Saturday, May 31, 2014

The Woman in White, by Wilkie Collins

Often times, I get inspired to read a book based on something else I’ve read.  That’s what happened with my latest read, The Woman in White, by Wilkie Collins.  While reading The Suspicions of Mr. Whicher, Kate Summerscale makes multiple references to how the case she covers in her study of Victorian crime influenced authors of the era, and Collins was one of those authors she discusses.  So, while reading Summerscale’s work, I pulled Collins’ book from my shelves with the intention of reading it right away; nine months later, I finally got around to it.

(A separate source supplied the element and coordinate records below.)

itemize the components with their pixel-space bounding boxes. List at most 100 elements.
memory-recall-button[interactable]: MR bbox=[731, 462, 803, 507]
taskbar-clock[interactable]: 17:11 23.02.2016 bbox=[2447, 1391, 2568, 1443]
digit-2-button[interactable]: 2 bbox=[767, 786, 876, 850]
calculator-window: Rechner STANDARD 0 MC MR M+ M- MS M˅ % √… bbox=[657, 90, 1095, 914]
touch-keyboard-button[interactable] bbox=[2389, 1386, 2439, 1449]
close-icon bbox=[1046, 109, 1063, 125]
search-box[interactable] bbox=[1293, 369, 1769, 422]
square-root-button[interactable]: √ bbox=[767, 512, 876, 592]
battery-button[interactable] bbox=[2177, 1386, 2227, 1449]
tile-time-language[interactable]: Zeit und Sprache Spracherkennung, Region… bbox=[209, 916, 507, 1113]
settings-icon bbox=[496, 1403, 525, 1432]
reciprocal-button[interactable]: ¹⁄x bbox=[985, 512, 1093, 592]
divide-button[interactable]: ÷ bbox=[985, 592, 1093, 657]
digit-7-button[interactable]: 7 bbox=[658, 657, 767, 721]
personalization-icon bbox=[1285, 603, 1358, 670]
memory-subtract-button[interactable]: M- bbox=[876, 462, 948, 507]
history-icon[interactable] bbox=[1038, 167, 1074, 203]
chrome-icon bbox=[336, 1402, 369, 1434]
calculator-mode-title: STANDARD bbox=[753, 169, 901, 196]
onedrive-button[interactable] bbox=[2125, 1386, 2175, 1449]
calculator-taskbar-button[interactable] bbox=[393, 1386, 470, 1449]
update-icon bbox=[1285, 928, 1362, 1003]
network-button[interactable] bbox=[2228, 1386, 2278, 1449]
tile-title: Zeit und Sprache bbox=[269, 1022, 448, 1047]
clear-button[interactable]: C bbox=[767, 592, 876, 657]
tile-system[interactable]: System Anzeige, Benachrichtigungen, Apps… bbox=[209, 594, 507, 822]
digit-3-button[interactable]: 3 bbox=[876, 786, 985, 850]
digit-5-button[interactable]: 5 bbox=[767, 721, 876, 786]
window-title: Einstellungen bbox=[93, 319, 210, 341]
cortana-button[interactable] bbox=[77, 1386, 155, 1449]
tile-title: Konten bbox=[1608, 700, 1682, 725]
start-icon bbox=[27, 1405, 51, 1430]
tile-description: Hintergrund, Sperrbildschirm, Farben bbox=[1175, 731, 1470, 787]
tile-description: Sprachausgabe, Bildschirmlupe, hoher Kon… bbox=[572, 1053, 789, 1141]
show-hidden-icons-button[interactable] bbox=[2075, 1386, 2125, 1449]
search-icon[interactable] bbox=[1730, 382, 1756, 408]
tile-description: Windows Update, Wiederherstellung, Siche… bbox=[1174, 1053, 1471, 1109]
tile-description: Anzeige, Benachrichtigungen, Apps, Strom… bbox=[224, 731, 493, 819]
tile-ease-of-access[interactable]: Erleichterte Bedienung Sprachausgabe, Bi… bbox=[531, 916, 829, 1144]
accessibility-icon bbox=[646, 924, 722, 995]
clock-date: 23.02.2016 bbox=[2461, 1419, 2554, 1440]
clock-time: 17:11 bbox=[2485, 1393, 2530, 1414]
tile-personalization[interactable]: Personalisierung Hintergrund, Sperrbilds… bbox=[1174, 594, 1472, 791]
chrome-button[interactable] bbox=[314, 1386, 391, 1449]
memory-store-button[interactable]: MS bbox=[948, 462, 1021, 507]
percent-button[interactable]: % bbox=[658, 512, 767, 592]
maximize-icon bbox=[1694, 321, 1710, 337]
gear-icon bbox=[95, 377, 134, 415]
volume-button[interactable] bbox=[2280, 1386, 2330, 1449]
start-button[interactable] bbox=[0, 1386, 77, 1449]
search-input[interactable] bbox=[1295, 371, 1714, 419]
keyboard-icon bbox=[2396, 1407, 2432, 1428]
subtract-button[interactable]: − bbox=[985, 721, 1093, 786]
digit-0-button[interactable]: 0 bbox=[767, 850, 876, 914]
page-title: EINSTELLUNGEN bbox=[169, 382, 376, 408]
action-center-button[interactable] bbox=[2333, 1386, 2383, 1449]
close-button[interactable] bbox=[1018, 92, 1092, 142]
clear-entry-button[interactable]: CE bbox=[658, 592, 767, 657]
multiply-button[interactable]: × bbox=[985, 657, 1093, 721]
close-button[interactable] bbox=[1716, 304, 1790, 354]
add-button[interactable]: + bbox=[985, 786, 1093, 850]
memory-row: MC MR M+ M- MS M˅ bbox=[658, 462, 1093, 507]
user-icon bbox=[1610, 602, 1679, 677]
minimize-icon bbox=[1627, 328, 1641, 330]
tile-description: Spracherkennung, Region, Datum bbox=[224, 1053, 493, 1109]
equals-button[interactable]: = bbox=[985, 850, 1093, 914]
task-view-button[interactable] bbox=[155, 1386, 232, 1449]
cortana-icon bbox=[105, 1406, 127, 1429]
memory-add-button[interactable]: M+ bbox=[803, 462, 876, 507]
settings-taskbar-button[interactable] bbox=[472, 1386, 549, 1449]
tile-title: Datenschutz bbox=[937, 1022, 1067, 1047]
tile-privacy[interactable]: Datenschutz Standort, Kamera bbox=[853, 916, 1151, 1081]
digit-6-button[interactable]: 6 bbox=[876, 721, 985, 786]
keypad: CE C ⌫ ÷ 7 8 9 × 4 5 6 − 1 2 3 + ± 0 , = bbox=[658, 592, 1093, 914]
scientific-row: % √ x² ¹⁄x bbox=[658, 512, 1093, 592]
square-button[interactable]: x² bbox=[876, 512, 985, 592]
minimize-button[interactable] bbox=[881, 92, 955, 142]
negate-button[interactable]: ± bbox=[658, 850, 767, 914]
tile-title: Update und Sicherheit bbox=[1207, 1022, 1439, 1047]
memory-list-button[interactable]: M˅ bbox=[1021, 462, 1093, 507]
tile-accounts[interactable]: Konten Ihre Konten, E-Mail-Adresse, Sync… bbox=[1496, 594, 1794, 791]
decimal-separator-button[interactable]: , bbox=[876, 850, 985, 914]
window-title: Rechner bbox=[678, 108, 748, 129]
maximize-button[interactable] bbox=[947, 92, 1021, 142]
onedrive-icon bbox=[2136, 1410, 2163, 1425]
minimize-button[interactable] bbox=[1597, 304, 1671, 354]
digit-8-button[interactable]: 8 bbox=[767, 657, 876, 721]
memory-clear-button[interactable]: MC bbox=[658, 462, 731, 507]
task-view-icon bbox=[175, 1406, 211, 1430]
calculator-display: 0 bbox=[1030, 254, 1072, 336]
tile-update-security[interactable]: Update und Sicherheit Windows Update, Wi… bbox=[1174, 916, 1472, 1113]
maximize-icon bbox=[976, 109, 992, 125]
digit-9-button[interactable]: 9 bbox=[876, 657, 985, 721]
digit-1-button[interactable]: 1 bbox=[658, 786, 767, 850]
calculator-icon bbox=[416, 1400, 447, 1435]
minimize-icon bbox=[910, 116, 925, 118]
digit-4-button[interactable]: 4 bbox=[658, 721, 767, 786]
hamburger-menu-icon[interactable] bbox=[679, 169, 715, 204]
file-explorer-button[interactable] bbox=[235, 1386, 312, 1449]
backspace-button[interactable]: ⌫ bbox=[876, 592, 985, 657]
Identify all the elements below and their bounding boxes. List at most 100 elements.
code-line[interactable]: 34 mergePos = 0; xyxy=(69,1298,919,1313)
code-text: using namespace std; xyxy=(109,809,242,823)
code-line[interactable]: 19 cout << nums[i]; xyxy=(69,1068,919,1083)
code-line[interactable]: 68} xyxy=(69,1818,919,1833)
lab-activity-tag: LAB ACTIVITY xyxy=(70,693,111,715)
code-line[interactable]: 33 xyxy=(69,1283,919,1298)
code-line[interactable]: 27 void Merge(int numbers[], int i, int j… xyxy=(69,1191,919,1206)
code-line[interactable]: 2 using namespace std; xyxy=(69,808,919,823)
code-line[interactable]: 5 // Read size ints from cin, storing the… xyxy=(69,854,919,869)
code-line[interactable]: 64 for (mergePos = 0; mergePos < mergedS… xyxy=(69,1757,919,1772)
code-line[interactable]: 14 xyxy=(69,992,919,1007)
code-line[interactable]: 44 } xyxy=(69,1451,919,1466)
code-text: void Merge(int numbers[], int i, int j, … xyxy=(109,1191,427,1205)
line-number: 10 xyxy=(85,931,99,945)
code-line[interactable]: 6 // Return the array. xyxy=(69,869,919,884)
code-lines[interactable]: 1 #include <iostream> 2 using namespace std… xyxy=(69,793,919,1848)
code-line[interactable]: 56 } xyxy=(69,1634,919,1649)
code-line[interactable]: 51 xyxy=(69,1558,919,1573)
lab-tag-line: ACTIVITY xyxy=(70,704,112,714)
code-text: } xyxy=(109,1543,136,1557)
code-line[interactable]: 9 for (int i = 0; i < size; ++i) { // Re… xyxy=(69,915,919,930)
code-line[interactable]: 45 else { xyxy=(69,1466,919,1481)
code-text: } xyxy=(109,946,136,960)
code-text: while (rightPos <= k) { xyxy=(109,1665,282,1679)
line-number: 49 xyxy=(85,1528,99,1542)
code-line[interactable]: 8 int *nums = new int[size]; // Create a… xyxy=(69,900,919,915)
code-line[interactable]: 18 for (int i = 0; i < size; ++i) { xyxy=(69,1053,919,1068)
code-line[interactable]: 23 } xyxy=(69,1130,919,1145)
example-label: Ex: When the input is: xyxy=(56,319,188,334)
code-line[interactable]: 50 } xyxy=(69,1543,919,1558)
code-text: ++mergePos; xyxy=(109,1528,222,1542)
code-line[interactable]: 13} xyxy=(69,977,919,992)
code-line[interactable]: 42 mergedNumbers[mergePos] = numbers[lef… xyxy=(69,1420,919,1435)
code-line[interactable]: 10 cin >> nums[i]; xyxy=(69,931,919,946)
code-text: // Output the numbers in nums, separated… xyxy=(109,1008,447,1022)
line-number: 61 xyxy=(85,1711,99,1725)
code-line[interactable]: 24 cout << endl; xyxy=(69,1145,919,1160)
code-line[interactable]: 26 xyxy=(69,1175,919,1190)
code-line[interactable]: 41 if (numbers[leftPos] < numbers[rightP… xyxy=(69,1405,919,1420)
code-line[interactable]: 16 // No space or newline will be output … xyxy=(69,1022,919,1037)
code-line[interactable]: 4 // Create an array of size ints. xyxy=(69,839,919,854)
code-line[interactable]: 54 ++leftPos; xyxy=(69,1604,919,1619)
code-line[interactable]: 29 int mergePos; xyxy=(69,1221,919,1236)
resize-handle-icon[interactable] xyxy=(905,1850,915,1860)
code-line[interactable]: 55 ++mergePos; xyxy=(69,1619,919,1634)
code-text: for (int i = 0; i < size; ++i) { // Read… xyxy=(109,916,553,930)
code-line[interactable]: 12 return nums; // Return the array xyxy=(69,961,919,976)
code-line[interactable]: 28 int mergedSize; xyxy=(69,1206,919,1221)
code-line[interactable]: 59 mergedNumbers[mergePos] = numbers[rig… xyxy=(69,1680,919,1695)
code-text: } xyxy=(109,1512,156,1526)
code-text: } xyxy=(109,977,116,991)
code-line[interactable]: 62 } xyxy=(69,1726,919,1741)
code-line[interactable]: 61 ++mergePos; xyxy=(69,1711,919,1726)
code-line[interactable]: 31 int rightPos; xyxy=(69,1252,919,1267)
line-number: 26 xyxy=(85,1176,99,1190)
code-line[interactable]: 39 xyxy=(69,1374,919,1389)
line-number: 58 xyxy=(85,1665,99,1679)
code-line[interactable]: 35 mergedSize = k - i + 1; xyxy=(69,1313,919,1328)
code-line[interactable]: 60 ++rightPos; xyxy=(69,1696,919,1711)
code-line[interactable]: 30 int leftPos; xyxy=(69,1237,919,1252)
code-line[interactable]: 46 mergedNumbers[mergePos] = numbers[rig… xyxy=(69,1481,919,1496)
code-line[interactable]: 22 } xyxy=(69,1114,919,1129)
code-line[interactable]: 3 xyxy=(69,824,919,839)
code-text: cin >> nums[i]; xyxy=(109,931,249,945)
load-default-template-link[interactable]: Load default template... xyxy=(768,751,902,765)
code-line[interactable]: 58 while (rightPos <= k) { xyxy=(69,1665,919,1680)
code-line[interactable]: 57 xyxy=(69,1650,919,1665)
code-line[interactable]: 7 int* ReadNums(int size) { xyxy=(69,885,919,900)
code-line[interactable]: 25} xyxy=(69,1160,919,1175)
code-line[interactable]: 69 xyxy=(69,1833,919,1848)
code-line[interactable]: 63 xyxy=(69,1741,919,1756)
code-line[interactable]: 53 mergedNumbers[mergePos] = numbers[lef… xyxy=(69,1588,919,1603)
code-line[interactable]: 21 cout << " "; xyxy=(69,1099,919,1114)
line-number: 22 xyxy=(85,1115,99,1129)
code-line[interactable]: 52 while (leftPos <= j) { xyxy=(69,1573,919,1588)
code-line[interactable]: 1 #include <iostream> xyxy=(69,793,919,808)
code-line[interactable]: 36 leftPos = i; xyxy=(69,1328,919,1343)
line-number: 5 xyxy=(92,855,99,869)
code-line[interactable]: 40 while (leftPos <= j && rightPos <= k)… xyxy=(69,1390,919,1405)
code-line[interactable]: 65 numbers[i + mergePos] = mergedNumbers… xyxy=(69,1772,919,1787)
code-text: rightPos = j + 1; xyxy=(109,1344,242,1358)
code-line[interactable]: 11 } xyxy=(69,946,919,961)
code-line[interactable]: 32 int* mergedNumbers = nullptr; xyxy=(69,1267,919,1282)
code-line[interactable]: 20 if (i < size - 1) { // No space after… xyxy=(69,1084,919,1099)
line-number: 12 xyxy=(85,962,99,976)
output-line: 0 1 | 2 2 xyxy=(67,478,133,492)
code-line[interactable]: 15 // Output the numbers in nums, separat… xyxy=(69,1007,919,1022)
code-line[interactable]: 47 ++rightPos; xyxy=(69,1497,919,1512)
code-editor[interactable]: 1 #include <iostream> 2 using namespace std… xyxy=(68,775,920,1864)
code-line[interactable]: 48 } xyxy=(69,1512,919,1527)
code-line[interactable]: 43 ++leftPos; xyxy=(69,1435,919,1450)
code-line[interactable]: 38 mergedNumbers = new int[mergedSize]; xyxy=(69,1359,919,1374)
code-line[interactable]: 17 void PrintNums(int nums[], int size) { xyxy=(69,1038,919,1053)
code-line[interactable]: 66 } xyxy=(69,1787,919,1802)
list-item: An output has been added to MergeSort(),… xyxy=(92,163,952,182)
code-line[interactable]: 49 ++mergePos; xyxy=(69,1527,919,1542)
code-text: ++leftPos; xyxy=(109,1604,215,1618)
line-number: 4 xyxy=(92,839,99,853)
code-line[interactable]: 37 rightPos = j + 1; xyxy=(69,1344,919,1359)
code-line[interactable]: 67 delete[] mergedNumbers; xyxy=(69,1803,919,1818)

A word on the plot to start with: This story is told via multiple narratives, as if the people speaking were testifying to events in a court of law.  Walter Hartright, a drawing master, begins the tale and sets things in motion – while walking home one night, Walter meets with a young woman dressed entirely in white who has escaped from a private asylum.  She and Walter part ways, but when Walter arrives at his new position in Cumberland, he realizes that the woman in white looks remarkably similar to one of his new pupils, Laura Fairlie.  As the story progresses, Walter falls in love with Laura, but she’s engaged to another man and so they part ways.  As it turns out thought, Laura’s fiancé is not all he appears to be.  Unfortunately, I can’t say much more without spoiling things.

This book has a lot of the tropes that drive me bonkers about the novels of this era.  The major trope that bothers me is that the plot is dependant on coincidences to move forward; the woman in white just happens to be acquainted with the household that Walter is going to in Cumberland, the woman in white just happens to look remarkably like Laura, and Walter and Laura reconnect at just the right time.  Another common device that’s used by authors of this period is the idea that women can’t get wet without developing a life-threatening fever; if that were true, I’d be dead a million times over – apparently, Collins, the Brontë sisters, et al had very little faith in the fairer sex.  Finally, I have the feeling that Collins was another author (like Dickens) that got paid by his publisher by the word.  I read an unabridged version of the story, and it seemed never-ending – a judicious editor could cut this sucker down by a few hundred pages and still not loose the meat of the story.  I’d highly recommend that you find yourself an abridged version, or read the complete story if you’re looking to torture yourself.

What I will say in support of Collins is that he masterfully captured the voices of multiple narrators.  As mentioned above, the story is told by individuals involved as if they were testifying in a court of law.  Collins really made it seem as if there were multiple people writing the story – from a young lady of leisure, to a drawing master, to an Italian Count, to a country manor housekeeper, to a downstairs maid – all read as if separate individuals were involved in writing The Woman in White.  I found this a masterful piece of authorship that almost allowed me to overlook the other flaws in the book.

So, final verdict?  Menh.  I honestly can’t recommend this book as I read it.  The plot is interesting, but the extraneous content kills its flow more than once; the characters are well written, but there’s just too much filler to really enjoy reading their voices.  I would be interesting in hearing from someone who has read the abridged version to see if these problems were fixed, but I don’t think this is one worth reading in the complete format.  Instead, read The Suspicions of Mr. Whicher – there’s a Victorian mystery that I can highly recommend!